Spekulatius Posted March 7 Posted March 7 (edited) I like how you can update your knowledge quickly by creating AI summaries . She I look or a sector or stock, I often let the Ai do some legwork and do comparison with competitors . For example, I wanted to take a looks at CRBG (pension insurer ) and you can create report quickly. I also know that I can just ask Gemini to create the output as a pdf document. It’s not perfect no substitution for your own work, but a big timesaver if you want to just get started.CRBG_Equity_Analysis_March_2026.pdf Here is what I came up with researching CRBG: Edited March 7 by Spekulatius
lnofeisone Posted March 9 Posted March 9 (edited) I didn't know where to drop this, but felt it was relevant here. This dude built an agentic system that gives live updates. You won't find a link to this specific view. Also, judging by the design, his data consumption and processing bills are likely astronomical. You can, however, take his code (there is a GitHub repo) and build something like this https://finance.worldmonitor.app/ Edited March 9 by lnofeisone
Dalal.Holdings Posted March 9 Posted March 9 I've long been an AI skeptic, but my sentiment has been changing. AI was apparently a big part in the Maduro raid and the Iran operation... https://www.thetimes.com/world/middle-east/article/palantir-ai-software-us-iran-war-lwld892z9 Quote During the US-led invasion of Iraq, a 2,000-strong American intelligence unit was asked to identify targets on the ground for western troops.
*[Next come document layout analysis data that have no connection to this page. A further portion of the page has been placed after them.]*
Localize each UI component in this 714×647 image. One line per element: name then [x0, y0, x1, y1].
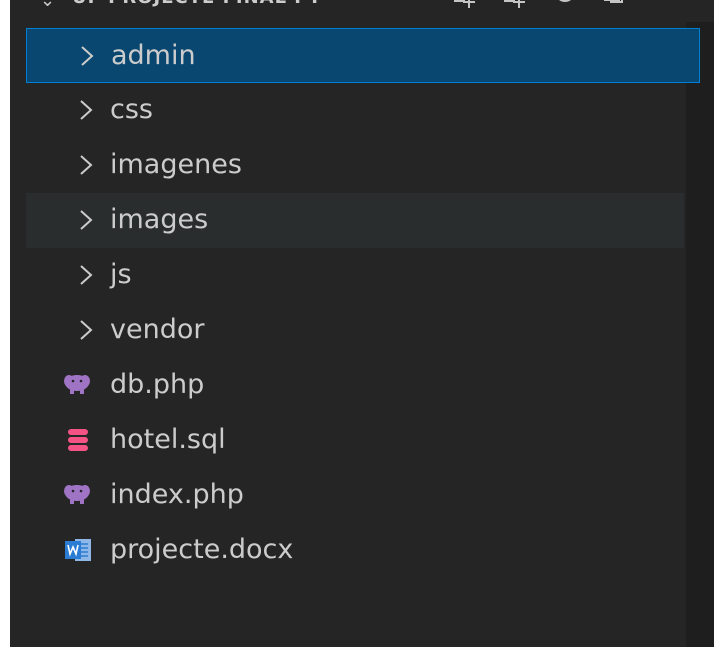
- chevron-right-icon: [76, 261, 96, 289]
- tree-item-label: db.php: [110, 369, 205, 400]
- word-document-icon: [62, 536, 94, 564]
- chevron-right-icon: [76, 206, 96, 234]
- explorer-panel: ⌄ UF PROJECTE FINAL PT admin: [10, 0, 714, 647]
- collapse-all-icon[interactable]: [600, 0, 630, 18]
- file-tree: admin css imagenes images js vendor db.p…: [10, 28, 700, 578]
- php-elephant-icon: [62, 481, 94, 509]
- explorer-section-title[interactable]: UF PROJECTE FINAL PT: [72, 0, 322, 8]
- tree-item-label: css: [110, 94, 153, 125]
- tree-item-label: js: [110, 259, 132, 290]
- tree-folder-images[interactable]: images: [26, 193, 684, 248]
- chevron-right-icon: [76, 316, 96, 344]
- tree-file-hotel-sql[interactable]: hotel.sql: [10, 413, 686, 468]
- tree-folder-admin[interactable]: admin: [26, 28, 700, 83]
- chevron-right-icon: [77, 42, 97, 70]
- tree-file-db-php[interactable]: db.php: [10, 358, 686, 413]
- tree-file-projecte-docx[interactable]: projecte.docx: [10, 523, 686, 578]
- tree-folder-vendor[interactable]: vendor: [10, 303, 686, 358]
- tree-item-label: imagenes: [110, 149, 242, 180]
- tree-item-label: index.php: [110, 479, 244, 510]
- chevron-down-icon[interactable]: ⌄: [40, 0, 55, 11]
- refresh-icon[interactable]: [550, 0, 580, 18]
- new-file-icon[interactable]: [450, 0, 480, 18]
- tree-item-label: hotel.sql: [110, 424, 226, 455]
- tree-folder-css[interactable]: css: [10, 83, 686, 138]
- tree-item-label: vendor: [110, 314, 205, 345]
- tree-item-label: admin: [111, 40, 196, 71]
- php-elephant-icon: [62, 371, 94, 399]
- editor-edge: [686, 0, 714, 647]
- tree-item-label: images: [110, 204, 209, 235]
- chevron-right-icon: [76, 96, 96, 124]
- tree-folder-js[interactable]: js: [10, 248, 686, 303]
- database-icon: [62, 426, 94, 454]
- explorer-header: ⌄ UF PROJECTE FINAL PT: [10, 0, 714, 22]
- new-folder-icon[interactable]: [500, 0, 530, 18]
- explorer-actions: [450, 0, 630, 18]
- tree-item-label: projecte.docx: [110, 534, 294, 565]
- tree-folder-imagenes[interactable]: imagenes: [10, 138, 686, 193]
- chevron-right-icon: [76, 151, 96, 179]
- tree-file-index-php[interactable]: index.php: [10, 468, 686, 523]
In Operation Epic Fury against Iran, 20 troops can carry out the same workload. They are using software developed by the CIA-backed technology company Palantir, which uses artificial intelligence to choose and dismiss targets more quickly than the human brain can think. It seems it is clear that AI is integral to geopolitical strength and overall national security. And both China and the U.S. realize that. So you now have something akin to the Soviet-U.S. space race where there needs to be large amounts spent on R&D, capital intensive production, etc and the fruits of that labor translate into overall military strength. It becomes a race that is integral to the edge and overall survival odds of competing superpowers, with financial backing of governments. This makes it pretty different from the tech bubble of 2000. In this case, it is becoming a national strategic imperative to lead in these technologies in China and the U.S... Meanwhile, there are other places like Europe where they have pretty much thrown in the towel and destroyed this capability...just another demonstration of Europeans shooting themselves in their own foot.
Buckeye Posted March 9 Posted March 9 Great point on the national security ramifications behind Ai. Apparently it was Claude that told the War-a-lago crew to bomb the all-girls school, based off of old data. Now only if this group had a little more NI (natural intelligence) we’d all be better off. Too bad no one is working on developing NI.
jfan Posted March 10 Posted March 10 Family of 12-year-old Tumbler Ridge shooting victim files civil claim against OpenAI https://share.google/TfCodgtfr0iYewBuF
WayWardCloud Posted March 11 Posted March 11 Thanks for sharing! How is transportation so low? Waymo is coming for Uber drivers and truck drivers. Later on AI can also replace the delivery guys who have to drive AND get out of the car with a combination of self driving car + humanoid bot and replace Amazon / Doordash people... That is if the type of world those bros describe really is coming, which is still a big IF.